Thursday, October 13, 2011

Feast of Tabernacles (Sukkot)

Today (that is, yesterday at sun-down till today at sun-down) was the first day of the last fall feast.  I have begun a new study about healing broken hearts.  It has been anything but "normal", but that would describe the spiritual road I have been on for the last 12 -13 years.  This feast points to something that we look forward to in the millennial reign.  To tabernacle with God forever, the deposit or guarantee of which is the indwelling of the Holy Spirit.  I have been looking forward to what God will show during this "appointed" time or season.  A special time that God has appointed for us to draw near to Him.

Starting this blog was a lark, that was spurred on by a friend starting a blog.  The last post she had was about Proverbs 3:5-6, verses that I have been encouraging my nephew to memorize.  Of course, when you help a child memorize verses, you learn as well.  Leaning on my own understanding is something that I have been brought face to face with many times over the last few months.

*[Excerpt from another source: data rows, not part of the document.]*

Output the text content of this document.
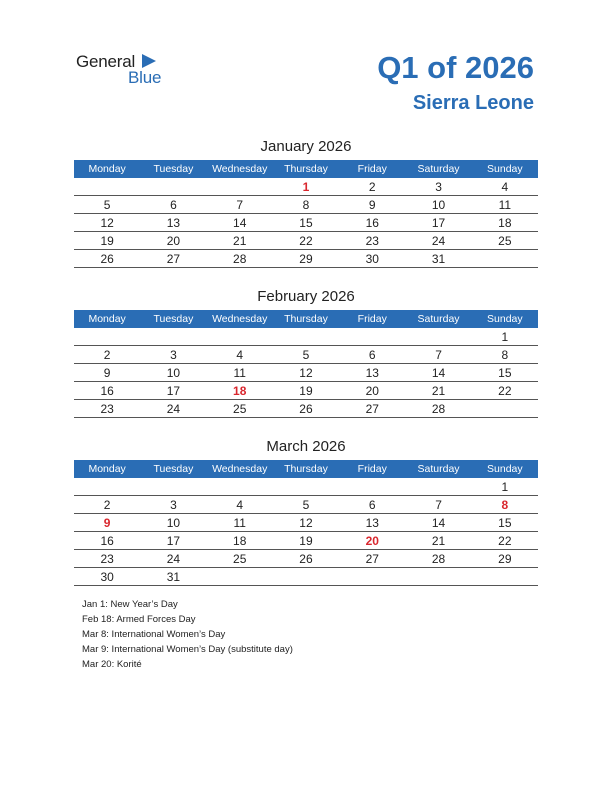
General
Blue	Q1 of 2026
Sierra Leone
January 2026
Monday	Tuesday	Wednesday	Thursday	Friday	Saturday	Sunday
			1	2	3	4
5	6	7	8	9	10	11
12	13	14	15	16	17	18
19	20	21	22	23	24	25
26	27	28	29	30	31	
February 2026
Monday	Tuesday	Wednesday	Thursday	Friday	Saturday	Sunday
						1
2	3	4	5	6	7	8
9	10	11	12	13	14	15
16	17	18	19	20	21	22
23	24	25	26	27	28	
March 2026
Monday	Tuesday	Wednesday	Thursday	Friday	Saturday	Sunday
						1
2	3	4	5	6	7	8
9	10	11	12	13	14	15
16	17	18	19	20	21	22
23	24	25	26	27	28	29
30	31					
Jan 1: New Year’s Day
Feb 18: Armed Forces Day
Mar 8: International Women’s Day
Mar 9: International Women’s Day (substitute day)
Mar 20: Korité
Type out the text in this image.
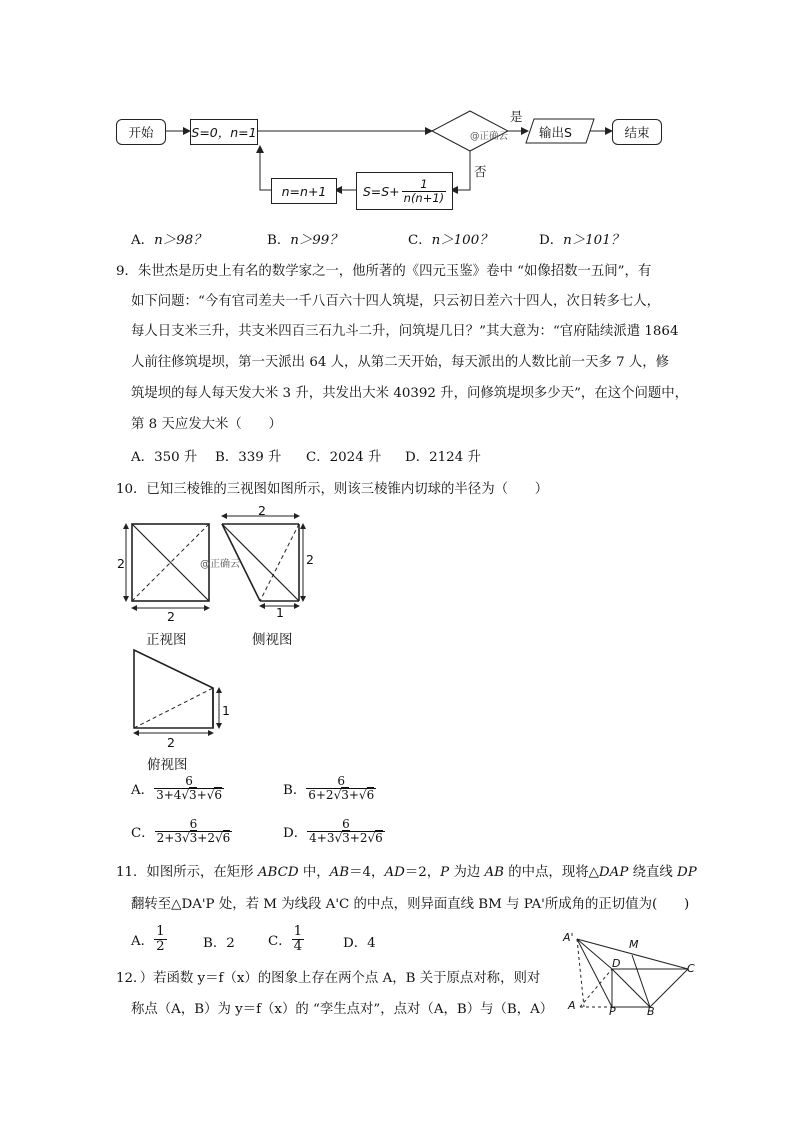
开始	S=0，n=1	@正确云
是
否
输出S	结束
$S=S+ \frac{1}{n(n+1)}$
n=n+1
A．n＞98？	B．n＞99？	C．n＞100？	D．n＞101？
9．朱世杰是历史上有名的数学家之一，他所著的《四元玉鉴》卷中 “如像招数一五间”，有
如下问题：“今有官司差夫一千八百六十四人筑堤，只云初日差六十四人，次日转多七人，
每人日支米三升，共支米四百三石九斗二升，问筑堤几日？”其大意为：“官府陆续派遣 1864
人前往修筑堤坝，第一天派出 64 人，从第二天开始，每天派出的人数比前一天多 7 人，修
筑堤坝的每人每天发大米 3 升，共发出大米 40392 升，问修筑堤坝多少天”，在这个问题中，
第 8 天应发大米（　　）
A．350 升 B．339 升 C．2024 升 D．2124 升
10．已知三棱锥的三视图如图所示，则该三棱锥内切球的半径为（　　）
2
2
正视图
2
2
1
@正确云
侧视图
2
1
俯视图
A． $\frac{6}{3+4√3+√6}$	B． $\frac{6}{6+2√3+√6}$
C． $\frac{6}{2+3√3+2√6}$	D． $\frac{6}{4+3√3+2√6}$
11．如图所示，在矩形 ABCD 中，AB＝4，AD＝2，P 为边 AB 的中点，现将△DAP 绕直线 DP
翻转至△DA'P 处，若 M 为线段 A'C 的中点，则异面直线 BM 与 PA'所成角的正切值为(　　)
A． $\frac{1}{2}$	B．2 C． $\frac{1}{4}$	D．4	A'
M
D	C
A	P	B
12．）若函数 y＝f（x）的图象上存在两个点 A，B 关于原点对称，则对
称点（A，B）为 y＝f（x）的 “孪生点对”，点对（A，B）与（B，A）
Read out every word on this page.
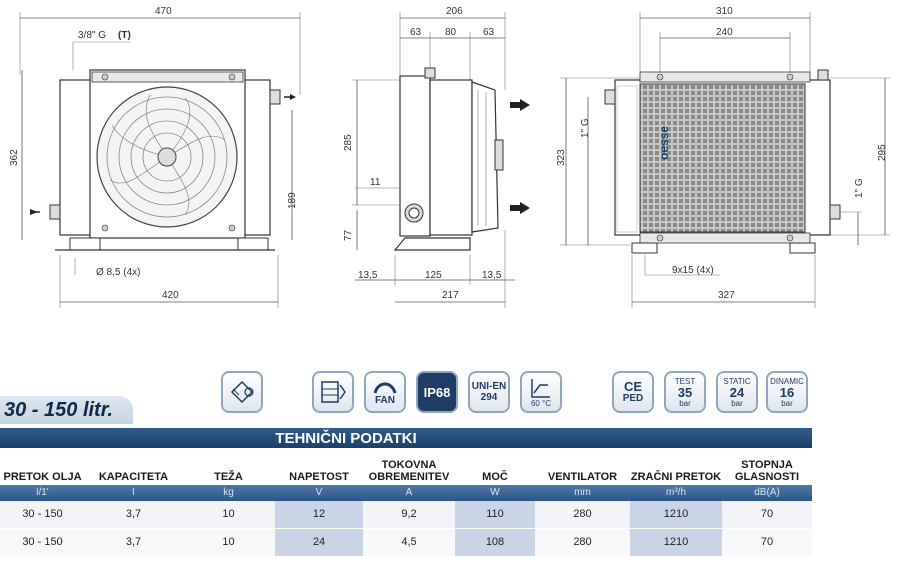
470
3/8" G (T)
362
189
Ø 8,5 (4x)
420
206
63 80	63
285
11
77
13,5	125	13,5
217
310
240
oesse
323
1" G
295
1" G
9x15 (4x)
327
30 - 150 litr.	FAN
IP68 UNI-EN
294	60 °C
CE
PED
TEST
35
bar
STATIC
24
bar
DINAMIC
16
bar
TEHNIČNI PODATKI
PRETOK OLJA	KAPACITETA	TEŽA	NAPETOST
TOKOVNA OBREMENITEV	MOČ	VENTILATOR	ZRAČNI PRETOK
STOPNJA GLASNOSTI
l/1'	l	kg	V	A	W	mm	m³/h	dB(A)
30 - 150	3,7	10	12	9,2	110	280	1210	70
30 - 150	3,7	10	24	4,5	108	280	1210	70
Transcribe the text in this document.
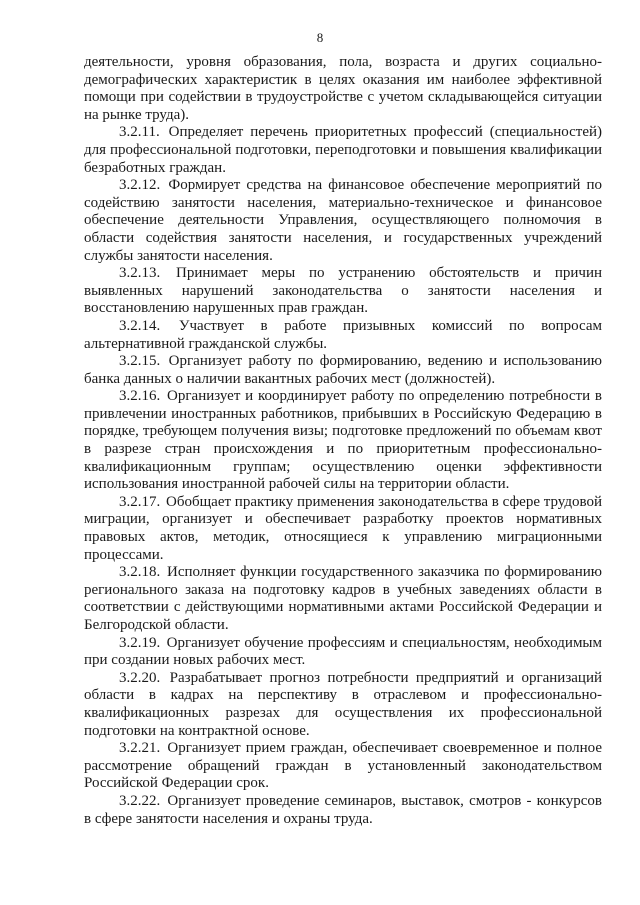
8

деятельности, уровня образования, пола, возраста и других социально-демографических характеристик в целях оказания им наиболее эффективной помощи при содействии в трудоустройстве с учетом складывающейся ситуации на рынке труда).

3.2.11. Определяет перечень приоритетных профессий (специальностей) для профессиональной подготовки, переподготовки и повышения квалификации безработных граждан.

3.2.12. Формирует средства на финансовое обеспечение мероприятий по содействию занятости населения, материально-техническое и финансовое обеспечение деятельности Управления, осуществляющего полномочия в области содействия занятости населения, и государственных учреждений службы занятости населения.

3.2.13. Принимает меры по устранению обстоятельств и причин выявленных нарушений законодательства о занятости населения и восстановлению нарушенных прав граждан.

3.2.14. Участвует в работе призывных комиссий по вопросам альтернативной гражданской службы.

3.2.15. Организует работу по формированию, ведению и использованию банка данных о наличии вакантных рабочих мест (должностей).

3.2.16. Организует и координирует работу по определению потребности в привлечении иностранных работников, прибывших в Российскую Федерацию в порядке, требующем получения визы; подготовке предложений по объемам квот в разрезе стран происхождения и по приоритетным профессионально-квалификационным группам; осуществлению оценки эффективности использования иностранной рабочей силы на территории области.

3.2.17. Обобщает практику применения законодательства в сфере трудовой миграции, организует и обеспечивает разработку проектов нормативных правовых актов, методик, относящиеся к управлению миграционными процессами.

3.2.18. Исполняет функции государственного заказчика по формированию регионального заказа на подготовку кадров в учебных заведениях области в соответствии с действующими нормативными актами Российской Федерации и Белгородской области.

3.2.19. Организует обучение профессиям и специальностям, необходимым при создании новых рабочих мест.

3.2.20. Разрабатывает прогноз потребности предприятий и организаций области в кадрах на перспективу в отраслевом и профессионально-квалификационных разрезах для осуществления их профессиональной подготовки на контрактной основе.

3.2.21. Организует прием граждан, обеспечивает своевременное и полное рассмотрение обращений граждан в установленный законодательством Российской Федерации срок.

3.2.22. Организует проведение семинаров, выставок, смотров - конкурсов в сфере занятости населения и охраны труда.
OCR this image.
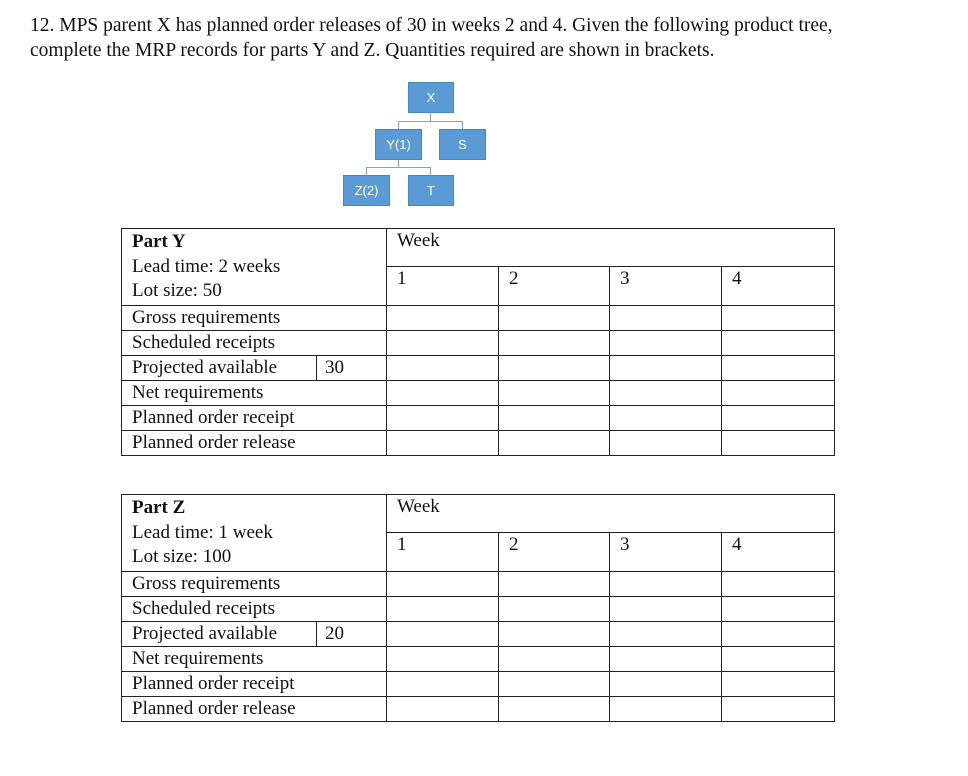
12. MPS parent X has planned order releases of 30 in weeks 2 and 4. Given the following product tree,
complete the MRP records for parts Y and Z. Quantities required are shown in brackets.

X
Y(1)	S
Z(2)	T
Part Y
Lead time: 2 weeks
Lot size: 50		Week			
		1	2	3	4
Gross requirements					
Scheduled receipts					
Projected available	30				
Net requirements					
Planned order receipt					
Planned order release					
Part Z
Lead time: 1 week
Lot size: 100		Week			
		1	2	3	4
Gross requirements					
Scheduled receipts					
Projected available	20				
Net requirements					
Planned order receipt					
Planned order release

I am sure that many people can relate to the winding road that you go down as God leads you.  It is a straight path, but only He could link all the seemingly unrelated pieces together.  Case in point, how do "healing the heart", Proverbs 3, and Mud Pie Dreams link together?  Well, best I can tell at this point, all the years of pretending I didn't want children, because I just could not get pregnant, has produced a wound in my heart.  I denied a miscarriage years before out of pride and fear.  I went through the whole ordeal denying it all the way.  I leaned on my own understanding.  The price of my pride and sin has taken a toll on my heart.  The hurt, the tears, the pain, the anger, have built a wall around my heart, and God is bringing the consequences into focus. 

Today is the beginning of something new.  One thin layer of hard scales is being removed and the heart of stone is becoming a heart of flesh.  I look forward to all that He is going to do.  However, it is a bit scary too.  Fear of the unknown should have no place when God is leading.  He will never leave us or forsake us but, in honesty, I have not reached the point where there is no fear.  I know He will heal that too, and perhaps it will be soon.